Cerco (autrice: Gladys Sica)

Cerco l’odore conosciuto e amato
delle domeniche nella mia casa della mia città.
Cerco
e trovo un odore sconosciuto
di domeniche che non esistono…
Mentre parliamo eccitati,
la piaga nascosta s’apre
e anche mentre taci
vedo che s’apre la piaga.
Cerco e trovo altri ricordi,
non quelli.
Cerco
e trovo un odore sconosciuto
di giorni futuri che non esistono
nella tua casa della mia città,
nella mia città senza casa.



Se davvero l'arte è un'utopia, bisogna anche ricordare che l’utopia non mantiene legami con la storia reale. Il luogo della realizzazione utopica è lontanissimo, ignorato fino al momento della sua scoperta; gli utopisti infatti utilizzano spesso il racconto di un viaggio avventuroso per terre inesplorate, affinché il lungo percorso che è stato necessario affrontare per arrivarci permetta al protagonista di lasciarsi alle spalle tutta l’esperienza sociale e culturale del proprio mondo. Eppure in queste due artiste, Gladys Sica e Miriam Luigia Binda, il viaggio  trasmette un trascorso del tempo "fluidificato" nell'oceano della memoria sociale e collettiva.

L'utopia diventa così "piaga nascosta”, tra “odori sconosciuti di giorni futuri che non esistono”, tra case e città colorate da tinte più o meno fosche, sul percorso che emerge sulle bocche del vulcano o sulla testa di un re celeste, come richiesta di un amore   ed il bisogno di rimanere in  solitudine. Nella  bella poesia di Miriam Luigia Binda dal titolo "Sabbia e fango" il viaggio mantiene  saldo questo intimo carattere del tempo che si riconosce  nella storia del mondo.  Il tempo non ha dunque perso il lato umano  visibile attraverso i passi della civiltà.
Una poesia  che  lascia  il segno  nella  propaggine di un sentiero impervio ma talvolta   illuminato dai colori e dall'armonia  di un canto che si avvicina alla meta. . Ma di quale meta si sta parlando? Ci è dato solo intuirla. Nella sabbia, come nel fango, si trovano,  i segni di una ricerca, di un percorso che attraversa il mondo. In alcuni tratti, ci riporta anche nei luoghi  conosciuti come meta di pellegrinaggio quali  Santiago di Compostela, soprattutto con queste parole " l’incenso infine, oscilla e diventa custode di preghiere perpetue come viandanti in viaggio, arrivano stanchi con le scarpe sporche di fango".

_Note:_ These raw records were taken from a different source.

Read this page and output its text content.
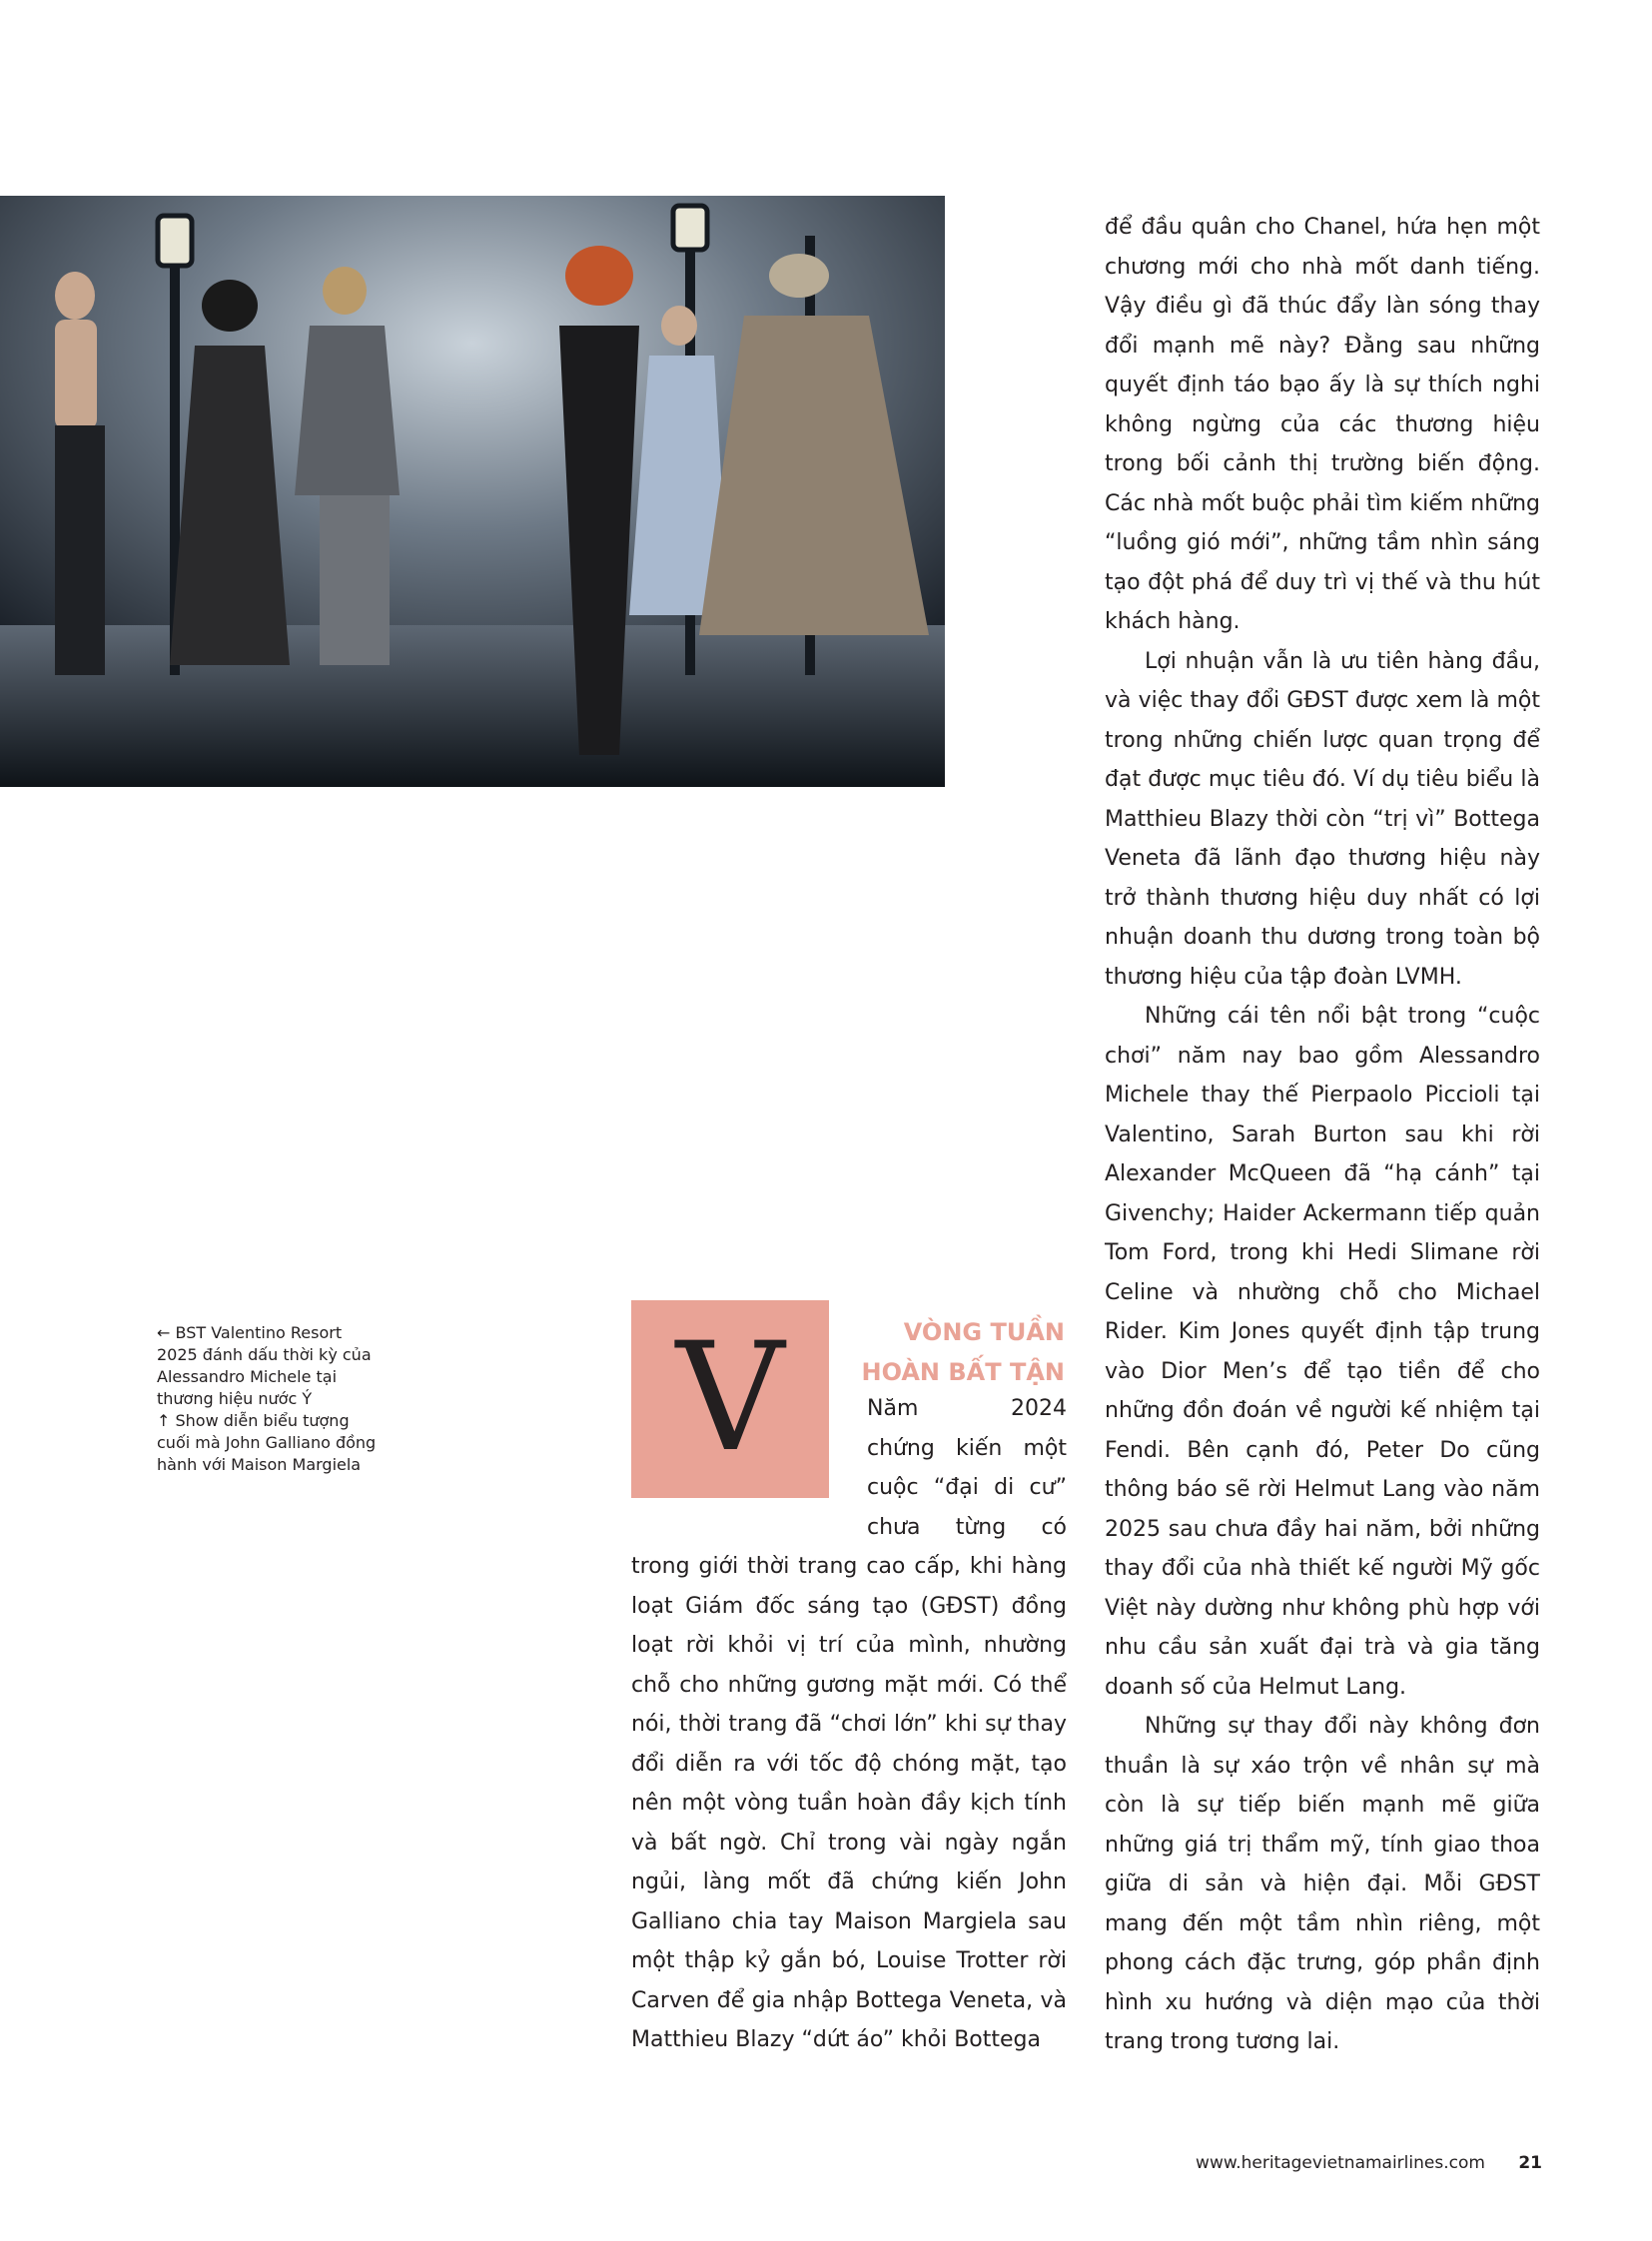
← BST Valentino Resort 2025 đánh dấu thời kỳ của Alessandro Michele tại thương hiệu nước Ý

↑ Show diễn biểu tượng cuối mà John Galliano đồng hành với Maison Margiela V	VÒNG TUẦN
HOÀN BẤT TẬN
Năm 2024
chứng kiến một
cuộc “đại di cư”
chưa từng có

trong giới thời trang cao cấp, khi hàng loạt Giám đốc sáng tạo (GĐST) đồng loạt rời khỏi vị trí của mình, nhường chỗ cho những gương mặt mới. Có thể nói, thời trang đã “chơi lớn” khi sự thay đổi diễn ra với tốc độ chóng mặt, tạo nên một vòng tuần hoàn đầy kịch tính và bất ngờ. Chỉ trong vài ngày ngắn ngủi, làng mốt đã chứng kiến John Galliano chia tay Maison Margiela sau một thập kỷ gắn bó, Louise Trotter rời Carven để gia nhập Bottega Veneta, và Matthieu Blazy “dứt áo” khỏi Bottega

để đầu quân cho Chanel, hứa hẹn một chương mới cho nhà mốt danh tiếng. Vậy điều gì đã thúc đẩy làn sóng thay đổi mạnh mẽ này? Đằng sau những quyết định táo bạo ấy là sự thích nghi không ngừng của các thương hiệu trong bối cảnh thị trường biến động. Các nhà mốt buộc phải tìm kiếm những “luồng gió mới”, những tầm nhìn sáng tạo đột phá để duy trì vị thế và thu hút khách hàng.

Lợi nhuận vẫn là ưu tiên hàng đầu, và việc thay đổi GĐST được xem là một trong những chiến lược quan trọng để đạt được mục tiêu đó. Ví dụ tiêu biểu là Matthieu Blazy thời còn “trị vì” Bottega Veneta đã lãnh đạo thương hiệu này trở thành thương hiệu duy nhất có lợi nhuận doanh thu dương trong toàn bộ thương hiệu của tập đoàn LVMH.

Những cái tên nổi bật trong “cuộc chơi” năm nay bao gồm Alessandro Michele thay thế Pierpaolo Piccioli tại Valentino, Sarah Burton sau khi rời Alexander McQueen đã “hạ cánh” tại Givenchy; Haider Ackermann tiếp quản Tom Ford, trong khi Hedi Slimane rời Celine và nhường chỗ cho Michael Rider. Kim Jones quyết định tập trung vào Dior Men’s để tạo tiền để cho những đồn đoán về người kế nhiệm tại Fendi. Bên cạnh đó, Peter Do cũng thông báo sẽ rời Helmut Lang vào năm 2025 sau chưa đầy hai năm, bởi những thay đổi của nhà thiết kế người Mỹ gốc Việt này dường như không phù hợp với nhu cầu sản xuất đại trà và gia tăng doanh số của Helmut Lang.

Những sự thay đổi này không đơn thuần là sự xáo trộn về nhân sự mà còn là sự tiếp biến mạnh mẽ giữa những giá trị thẩm mỹ, tính giao thoa giữa di sản và hiện đại. Mỗi GĐST mang đến một tầm nhìn riêng, một phong cách đặc trưng, góp phần định hình xu hướng và diện mạo của thời trang trong tương lai.

www.heritagevietnamairlines.com 21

Ecco il testo completo della poesia di Miriam Binda: 


Sabbia e Fango (autrice. Miriam L.Binda)
ritorna in ogni passo….

La sabbia e’ sottile
scorre veloce nell’ immenso oceano di dune
con nubi di fuochi spirati da onde
in un cielo cobalto sfumato di viola e d’arancio.
Il deserto sommerge ogni cosa
emerge talvolta con bocche di vulcano
sono piccole oasi come anelli preziosi
spiccano luminosi sulle dita del Tropico del Cancro
popolato da more creature.
Le donne sono avvolte in teli dipinti, d’alfabeti geometrici
conosciuti e parlati dalle nobili tribù.
I bambini dormono in cesti intrecciati dai fili di juta
scheletriche madri, con labbra carnose, li portano in spalla.
Suoni d’orecchini, bracciali e cavigliere d’ottone
vibrano al passaggio di ogni passo cadenzato dai tamburi
la sabbia si unisce ai corpi come una danza
che muta e trasforma la forma d’ogni impronta
passata sotto il sole.

Il fango e’ denso
fermenta nell’umida terra bagnata di pioggia e neve
caduta da un cielo plumbeo immobile
come corona d’argento sulla testa di un re celeste.
Il fango, al contrario di mobili sabbie, non muta
la forma dell’orma, che passa.
Sulla strada i pellegrini, viaggiano nel fango.
Hanno sulle spalle un mantello ed un bastone
portano nello zaino una conchiglia bianca.
Nei boschi, lacrimano i pini con gocce di resine
cadute su rugose cortecce odorose di muffe
dense come il fango sulle rive di campi d’orzo.
Passi silenziosi, nei boschi non battono tamburi
ma tra le pieghe del vento suoni di cornamuse
s’uniscono imperiture allo sciacquio delle onde.
L’incenso infine, oscilla e diventa custode
di preghiere perpetue come viandanti in viaggio
arrivano stanchi con le scarpe sporche di fango.


La sabbia e’ veloce
ha colori d’avorio
nere mosche 
e rossi tramonti 
scorre tra secche piaghe
caldo sangue
e passioni vibranti.
Corpi scarni
morenti di sete e di fame
visibili all’occhio esterno
chiunque nei secoli
li ha visti patire.


Il fango e’ lento 
ha colori salmastri
di rane verdi 
e pallide lune
denso tra umide piaghe
vertigini fredde 
e mistico sudore.
Anime timide
morenti d’inquieto vivere 
visibili all’occhio esterno
nessuno nei secoli
le ha viste patire.

Ritorna in ogni passo
sabbia e fango
cadenze che mutano
la nostra storia

in viaggio…...




Nell'opera di Miriam Luigia Binda come in quella di Gladys Sica è sempre presente una musicalità pervasa da una velata saudade, uno stato dell’animo che si potrebbe tradurre con “nostalgia”. La nostalgia è un sentimento rivolto al passato ma la saudade è un sentimento a cavallo fra passato e futuro, comprende la speranza di ciò che verrà. E qualcosa di positivo....che mi tocca e mi rimanda sul sentiero della conoscenza e mi apre alla terra, al contatto con  la  sabbia, il  fango e tutte le storie che si  incontrano anche attraverso la bellezza e la libertà di  qualche buona lettura.